Does the question really ask for the probability that Ana wins the game, or does it ask for the probability that she wins the game within a certain number of rounds?
On Ana's first roll, she has a 1/6 chance of getting a 6.
In order to get to a second roll, she needs to roll something other than a 6 on her first roll, and Bob needs to get a tails. The probability of that happening is 5/6 * 1/2 = 5/12. Then she has a 1/6 chance of getting a 6 on her 2nd roll, so the probability that Ana wins on her second roll is 5/12*1/6 = 5/72.
probability that she wins on her third roll is 5/6*1/2*5/6*1/2*1/6=25/864
So far, the probability that she wins in three rolls or less is 1/6 + 5/72 + 25/864
This looks like a geometric series, with r=5/12.
Sum of an infinite geometric series is a1/(1-r) where a1= the first term = 1/6
a1/(1-r)=(1/6) / (7/12) = 2/7
To find the exact probability that Anna will win the game, you can use the concept of geometric series.

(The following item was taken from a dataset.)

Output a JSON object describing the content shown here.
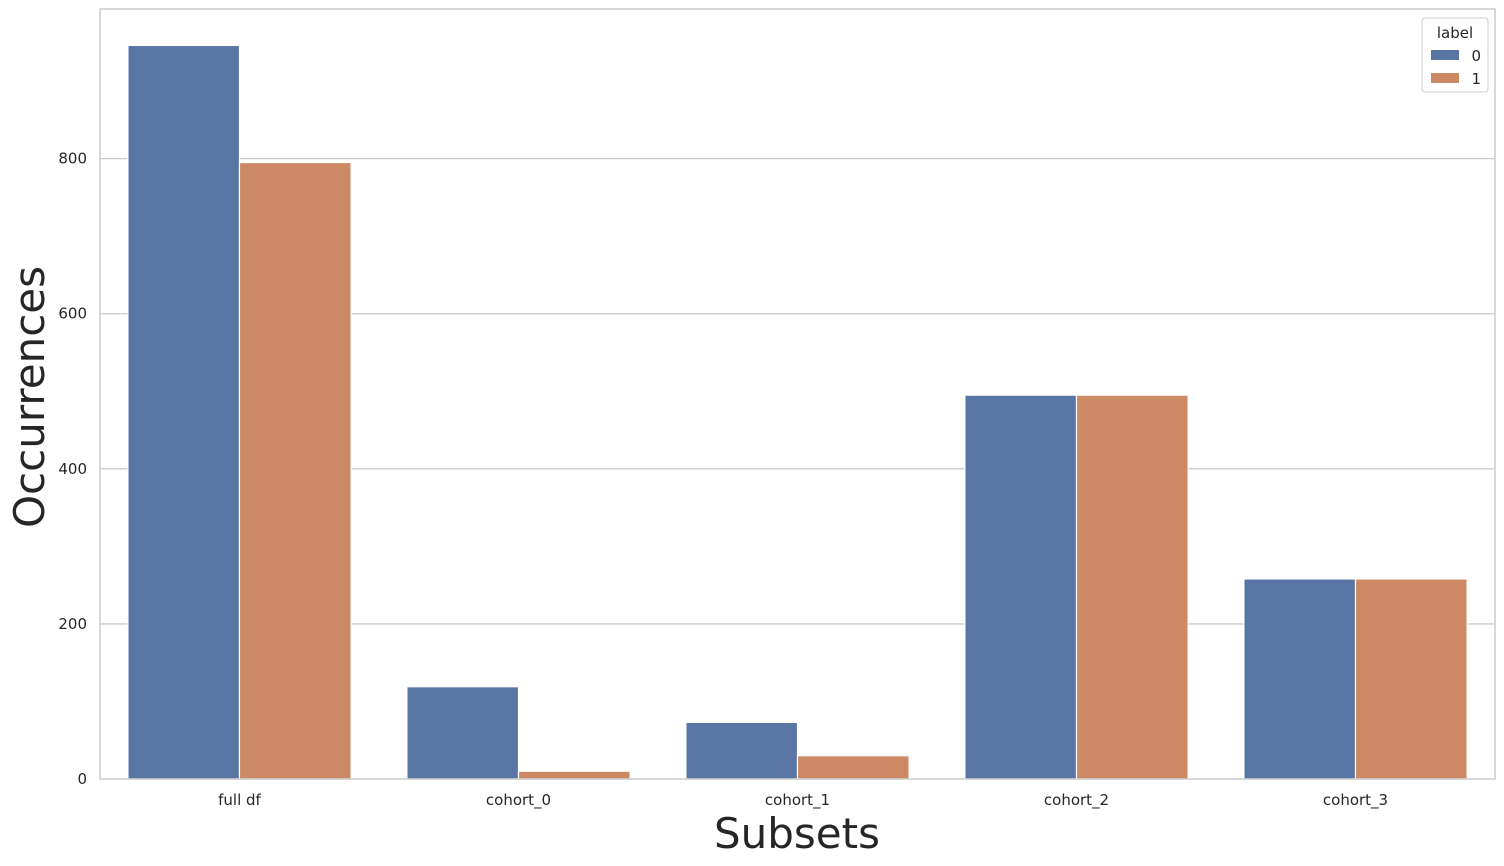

Let's break down the different ways Anna can win the game.
1. Anna wins on her first turn (rolling a 6): The probability of this happening is 1/6.
2. Anna does not win on her first turn, but eventually wins after Bob's turn: The probability of Anna not winning on her first turn is 5/6. After Anna's turn, the probability that Bob does not win (coin lands tails) is 1/2. Then the probability of Anna not winning again is 5/6, and the probability of Bob not winning again is 1/2. This pattern continues until Anna wins.
Let's calculate the probability for this second case using a geometric series:
Probability (Anna wins on her second turn) = (5/6) * (1/2) * (5/6) * (1/2) * (1/6)
Probability (Anna wins on her third turn) = (5/6) * (1/2) * (5/6) * (1/2) * (5/6) * (1/2) * (1/6)
And so on...
To find the total probability, you can sum up all these probabilities:
P(Anna wins) = (1/6) + (5/6) * (1/2) * (5/6) * (1/2) * (1/6) + (5/6) * (1/2) * (5/6) * (1/2) * (5/6) * (1/2) * (1/6) + ...
This is an infinite geometric series with the first term being (1/6) and the common ratio being (5/6) * (1/2) * (5/6) * (1/2) * (1/6). To find the total probability, you can use the formula for the sum of an infinite geometric series:
Sum of infinite series = a / (1 - r)
where "a" is the first term and "r" is the common ratio.
So, the probability that Anna will win the game is:
P(Anna wins) = (1/6) / (1 - [(5/6) * (1/2) * (5/6) * (1/2) * (1/6)])
To find the exact probability that Anna will win the game, we can use the concept of geometric series.
Let's denote the probability that Anna wins in one turn as P(A) and the probability that Bob wins in one turn as P(B).
P(A) = 1/6 (because Anna wins when she rolls a 6 on the dice)
P(B) = 1/2 (because Bob wins when the coin lands on heads)
Now, let's consider the probability that Anna wins on her first turn (P1). This is simply P(A) = 1/6.
The probability that Anna wins on her second turn (P2) can be calculated as follows:
P2 = (5/6 * 1/2) * P(A)
Here's the breakdown of the calculation:
- Anna has a 5/6 probability of not rolling a 6 on her first turn, and Bob has a 1/2 probability of not flipping heads on his first turn.
- If neither Anna nor Bob wins on their first turns, the game essentially restarts. So the probability of Anna winning from this point is still P(A).
Similarly, the probability that Anna wins on her third turn (P3) can be calculated as:
P3 = (5/6 * 1/2) * (5/6 * 1/2) * P(A)
Notice that the pattern continues, where the probability of Anna winning on each subsequent turn is the product of (5/6 * 1/2) and the probability of winning from the previous turn.
To find the exact probability, we need to sum the infinite sequence of these probabilities, because the game can potentially go on indefinitely. This can be done using the formula for the sum of an infinite geometric series:
Sum of infinite geometric series = a / (1 - r)
In this case, a represents the first term (P1 = 1/6) and r represents the common ratio (5/6 * 1/2).
Now, let's substitute these values into the formula:
Probability of Anna winning = P(A) + P2 + P3 + ...
Probability of Anna winning = (1/6) / (1 - (5/6 * 1/2))
Simplifying the equation:
Probability of Anna winning = (1/6) / (1/3)
Probability of Anna winning = 1/2
Hence, the exact probability that Anna will win the game is 1/2 or 0.5.